Naiknya harga Gas, sangat membebani dirinya. Pasalnya, masih tergambar jelas diingatan nya, saat Pandemi Covid-19, ia harus kehilangan hampir separuh pelanggan
Jauh sebelum Covid melanda, warung nasinya bisa menjual hampir 500 porsi sehari, dengan berbagai harga per-porsi, mulai dari Rp 10.000 sampai Rp 15.000.
"Sekarang kalau mau nyampe 150 atau 200 porsi saya harus nunggu sampai larut, waktu Pandemi apalagi nyampe 50 atau 100 saja habis-habisan tuh. Sekarang harga gas naik, ini makin bingung, apa pemerintah pengen liat pengusaha kecil kaya saya pada bangkrut?" katanya sambil menahan emosi.
Sementara, tak jauh dari warung nasi Dayat. Kemelut juga hinggap di wajah Aman Sulaeman (48).
Baca juga: Penyalahgunaan Elpiji Subsidi 20 Ton di Subang, Rugikan Negara Rp 8 Miliar Per Bulan
Kendati kumandang azan shalat Jumat mulai terdengar, Aman masih menunggu pembeli lain datang untuk menjajaki sayuran dagangannya.
Hingga matahari menuju singgasananya, hanya belasan pembeli yang datang ke kios yang Aman sewa sejak 2010.
Sejumlah sayuran, dan bahan bumbu dapur seperti cabai dan bawang masih diposisi yang sama, tak berubah sejak subuh ia membuka kios.
"Memang harga sudah turun sejak Idul Adha, tapi masih tergolong tinggi lah, kemarin kaya cabai rawit itu nyampe Rp 200.000 per kilogram, sekarang Rp 120.000 per kilogram, bawang juga Idul Adha nyampe Rp 100.000 per kilogram sekarang Rp 70.000 per kilogram," ujar dia.
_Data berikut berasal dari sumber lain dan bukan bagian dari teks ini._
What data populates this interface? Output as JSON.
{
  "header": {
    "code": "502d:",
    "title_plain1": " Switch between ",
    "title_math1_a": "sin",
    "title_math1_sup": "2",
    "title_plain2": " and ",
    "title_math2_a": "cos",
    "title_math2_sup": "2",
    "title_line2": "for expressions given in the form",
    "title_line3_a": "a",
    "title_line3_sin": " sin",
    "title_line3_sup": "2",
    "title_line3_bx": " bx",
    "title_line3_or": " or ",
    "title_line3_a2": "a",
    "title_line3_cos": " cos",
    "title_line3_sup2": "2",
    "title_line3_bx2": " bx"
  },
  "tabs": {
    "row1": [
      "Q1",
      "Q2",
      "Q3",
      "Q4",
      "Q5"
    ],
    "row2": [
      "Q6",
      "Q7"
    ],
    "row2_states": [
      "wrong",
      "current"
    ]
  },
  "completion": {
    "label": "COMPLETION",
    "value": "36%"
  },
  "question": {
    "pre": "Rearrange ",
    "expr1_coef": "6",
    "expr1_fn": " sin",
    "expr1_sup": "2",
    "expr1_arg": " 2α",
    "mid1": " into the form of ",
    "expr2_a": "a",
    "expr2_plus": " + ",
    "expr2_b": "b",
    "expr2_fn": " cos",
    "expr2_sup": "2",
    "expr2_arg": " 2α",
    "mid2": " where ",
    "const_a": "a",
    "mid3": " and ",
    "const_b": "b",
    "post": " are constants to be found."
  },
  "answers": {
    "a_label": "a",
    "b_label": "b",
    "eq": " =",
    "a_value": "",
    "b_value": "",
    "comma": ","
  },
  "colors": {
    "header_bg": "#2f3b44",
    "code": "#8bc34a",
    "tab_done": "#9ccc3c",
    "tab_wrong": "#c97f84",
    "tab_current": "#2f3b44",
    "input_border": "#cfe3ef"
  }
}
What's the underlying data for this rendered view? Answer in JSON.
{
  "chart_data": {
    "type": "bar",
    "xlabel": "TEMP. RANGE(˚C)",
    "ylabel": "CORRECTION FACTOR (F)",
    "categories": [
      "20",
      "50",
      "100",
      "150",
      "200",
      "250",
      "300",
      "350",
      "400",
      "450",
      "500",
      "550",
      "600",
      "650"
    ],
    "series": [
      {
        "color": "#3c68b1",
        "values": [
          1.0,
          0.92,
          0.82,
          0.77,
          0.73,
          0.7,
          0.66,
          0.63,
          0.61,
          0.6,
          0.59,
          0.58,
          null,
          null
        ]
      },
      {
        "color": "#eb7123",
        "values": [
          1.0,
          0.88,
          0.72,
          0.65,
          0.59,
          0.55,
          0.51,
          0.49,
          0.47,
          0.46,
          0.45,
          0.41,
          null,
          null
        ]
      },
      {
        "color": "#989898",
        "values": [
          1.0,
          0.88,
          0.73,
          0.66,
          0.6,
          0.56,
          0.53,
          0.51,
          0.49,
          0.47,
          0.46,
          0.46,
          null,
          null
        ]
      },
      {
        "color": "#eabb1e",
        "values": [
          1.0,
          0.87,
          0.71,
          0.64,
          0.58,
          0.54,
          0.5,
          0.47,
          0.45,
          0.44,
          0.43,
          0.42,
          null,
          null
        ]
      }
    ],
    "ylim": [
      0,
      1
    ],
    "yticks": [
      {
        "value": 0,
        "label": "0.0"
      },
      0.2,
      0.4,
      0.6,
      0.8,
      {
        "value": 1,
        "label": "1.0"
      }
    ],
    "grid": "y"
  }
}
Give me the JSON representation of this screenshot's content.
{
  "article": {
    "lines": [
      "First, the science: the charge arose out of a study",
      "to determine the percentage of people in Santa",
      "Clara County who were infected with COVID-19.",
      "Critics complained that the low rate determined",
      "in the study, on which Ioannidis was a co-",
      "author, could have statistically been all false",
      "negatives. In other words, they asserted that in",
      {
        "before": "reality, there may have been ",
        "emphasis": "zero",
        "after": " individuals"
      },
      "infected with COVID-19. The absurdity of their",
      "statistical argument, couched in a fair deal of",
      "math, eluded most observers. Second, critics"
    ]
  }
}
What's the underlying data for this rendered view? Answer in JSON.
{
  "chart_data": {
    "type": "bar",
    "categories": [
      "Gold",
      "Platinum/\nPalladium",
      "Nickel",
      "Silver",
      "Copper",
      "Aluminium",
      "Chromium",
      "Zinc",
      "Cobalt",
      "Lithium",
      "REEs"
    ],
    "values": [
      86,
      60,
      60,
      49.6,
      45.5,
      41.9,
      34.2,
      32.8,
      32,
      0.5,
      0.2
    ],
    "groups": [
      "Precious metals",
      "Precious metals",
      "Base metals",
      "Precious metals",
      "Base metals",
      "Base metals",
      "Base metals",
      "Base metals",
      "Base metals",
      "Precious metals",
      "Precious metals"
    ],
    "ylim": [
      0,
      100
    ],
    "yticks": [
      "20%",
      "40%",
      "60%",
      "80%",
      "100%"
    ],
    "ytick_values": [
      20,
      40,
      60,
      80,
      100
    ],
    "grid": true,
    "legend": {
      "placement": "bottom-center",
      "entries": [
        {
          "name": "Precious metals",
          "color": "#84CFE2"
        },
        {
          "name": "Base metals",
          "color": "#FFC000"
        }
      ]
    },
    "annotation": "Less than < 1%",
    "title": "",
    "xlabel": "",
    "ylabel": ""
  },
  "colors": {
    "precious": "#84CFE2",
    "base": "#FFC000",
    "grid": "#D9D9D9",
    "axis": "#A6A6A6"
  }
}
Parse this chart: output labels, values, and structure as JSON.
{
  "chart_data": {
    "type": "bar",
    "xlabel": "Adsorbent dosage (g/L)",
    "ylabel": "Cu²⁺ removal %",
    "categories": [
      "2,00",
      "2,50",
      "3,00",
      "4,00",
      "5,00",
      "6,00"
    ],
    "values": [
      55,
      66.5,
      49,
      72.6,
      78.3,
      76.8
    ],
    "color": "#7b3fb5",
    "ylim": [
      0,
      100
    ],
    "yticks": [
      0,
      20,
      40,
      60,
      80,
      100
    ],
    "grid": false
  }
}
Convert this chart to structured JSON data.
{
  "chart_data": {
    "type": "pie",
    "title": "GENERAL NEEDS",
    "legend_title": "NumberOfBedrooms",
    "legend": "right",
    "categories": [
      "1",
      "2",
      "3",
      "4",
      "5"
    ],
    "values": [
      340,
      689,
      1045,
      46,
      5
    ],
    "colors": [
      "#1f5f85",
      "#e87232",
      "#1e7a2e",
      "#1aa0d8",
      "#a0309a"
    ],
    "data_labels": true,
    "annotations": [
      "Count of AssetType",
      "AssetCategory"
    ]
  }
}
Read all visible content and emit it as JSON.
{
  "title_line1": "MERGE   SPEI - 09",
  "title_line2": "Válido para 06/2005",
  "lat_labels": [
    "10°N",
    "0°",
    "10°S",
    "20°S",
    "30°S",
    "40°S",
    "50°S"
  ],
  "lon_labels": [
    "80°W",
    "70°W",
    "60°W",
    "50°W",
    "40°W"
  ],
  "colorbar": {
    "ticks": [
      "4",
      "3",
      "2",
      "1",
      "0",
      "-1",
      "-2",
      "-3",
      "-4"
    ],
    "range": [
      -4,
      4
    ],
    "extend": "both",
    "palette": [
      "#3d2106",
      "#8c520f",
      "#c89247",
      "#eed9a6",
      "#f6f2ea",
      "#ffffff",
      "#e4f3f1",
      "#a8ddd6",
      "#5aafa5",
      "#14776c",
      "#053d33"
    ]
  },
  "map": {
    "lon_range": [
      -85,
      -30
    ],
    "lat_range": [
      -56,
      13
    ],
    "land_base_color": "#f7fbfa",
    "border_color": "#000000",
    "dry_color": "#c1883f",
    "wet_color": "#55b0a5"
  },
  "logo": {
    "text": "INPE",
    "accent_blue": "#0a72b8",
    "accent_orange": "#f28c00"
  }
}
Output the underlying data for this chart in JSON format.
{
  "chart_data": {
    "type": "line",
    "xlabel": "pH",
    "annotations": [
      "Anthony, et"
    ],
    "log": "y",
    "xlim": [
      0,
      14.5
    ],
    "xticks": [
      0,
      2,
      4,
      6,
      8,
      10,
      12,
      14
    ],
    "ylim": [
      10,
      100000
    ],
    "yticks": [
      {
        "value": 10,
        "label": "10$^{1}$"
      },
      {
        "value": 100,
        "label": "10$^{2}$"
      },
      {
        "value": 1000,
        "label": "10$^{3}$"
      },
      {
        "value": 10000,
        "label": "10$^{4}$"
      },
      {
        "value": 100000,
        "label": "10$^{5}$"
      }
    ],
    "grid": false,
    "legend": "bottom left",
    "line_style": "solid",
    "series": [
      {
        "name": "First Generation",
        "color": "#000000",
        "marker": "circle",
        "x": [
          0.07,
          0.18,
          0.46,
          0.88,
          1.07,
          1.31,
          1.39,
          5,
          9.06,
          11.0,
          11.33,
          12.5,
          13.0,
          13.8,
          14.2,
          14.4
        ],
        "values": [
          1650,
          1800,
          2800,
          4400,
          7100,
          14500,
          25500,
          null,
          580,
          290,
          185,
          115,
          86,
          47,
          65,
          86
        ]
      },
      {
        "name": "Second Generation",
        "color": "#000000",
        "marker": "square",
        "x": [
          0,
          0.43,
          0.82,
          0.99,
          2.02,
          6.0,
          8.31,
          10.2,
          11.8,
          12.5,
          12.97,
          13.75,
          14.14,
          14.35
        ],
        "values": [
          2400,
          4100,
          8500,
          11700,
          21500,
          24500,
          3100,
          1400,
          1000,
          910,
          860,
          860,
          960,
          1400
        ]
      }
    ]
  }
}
Aman pun merasa khawatir dengan kenaikan harga gas Elpiji.
Bahkan, ia menduga kenaikan komoditi yang di jualnya, bukan hanya imbas dari cuaca saja, tapi juga imbas dari kenaikan harga.
"Kalau di posisi sekarang, saya malah sering nutupin (nombok), abis mau gimana lagi. Takutnya ini pada belum stabil harga karena kenaikan gas juga," kata Aman.
Baca juga: Pedagang Keluhkan Harga Elpiji: Ini Tidak Naik, tapi Ganti Harga
Aman tidak sampai hati jika harus menaikan harga. Satu sisi, ia takut kehilangan pelanggan, sisi yang lain ia berjualan untuk kebutuhan sehari-hari.
"Jadinya dilema, kenapa kalau situasi kaya gini kita yang di bawah yang repot. Saya punya istri di Rumah kebayang kalau harga semua naik, mau makan apa kita ? Makanya saya belum kepikiran buat naikin harga lagi, nunggu yang lain juga," jelas Aman.
Dugaan Aman tidak keliru, Ratih (36) warga Desa Bojong, Kecamatan Majalaya ini mengaku setelah Idul Adha belum membeli bahan-bahan mentah bumbu dapur.
Ia mengaku kenaikan harga membuatnya memilih bumbu siap saji. Belum lagi harga gas nonsubsidi yang kembali naik, membuatnya kebingungan mensiasati ekonomi di rumahnya.
"Jujur aja, niatnya mau buka usaha habis Idul Adha tapi liat harga semakin naik, tambah lagi gas juga naik, saya urungkan niatnya, saya juga gak tahu ini mensiasati sehari-hari kalau kondisinya kaya gini," jelasnya yang kerap berbelanja di pasar Stasiun Majalaya.
Soal kenaikan gas, Ratih mengatakan terpaksa kembali menggunakan Elpiji ukuran 3 kilogram, lantaran tidak memungkinkan jika harus menggunakan gas 5 kilogram atau 12 kilogram.
"Ya mau gimana lagi, kembali ke gas 3 kilogram kalau harganya gak sesuai dengan bulanan saya," ungkapnya.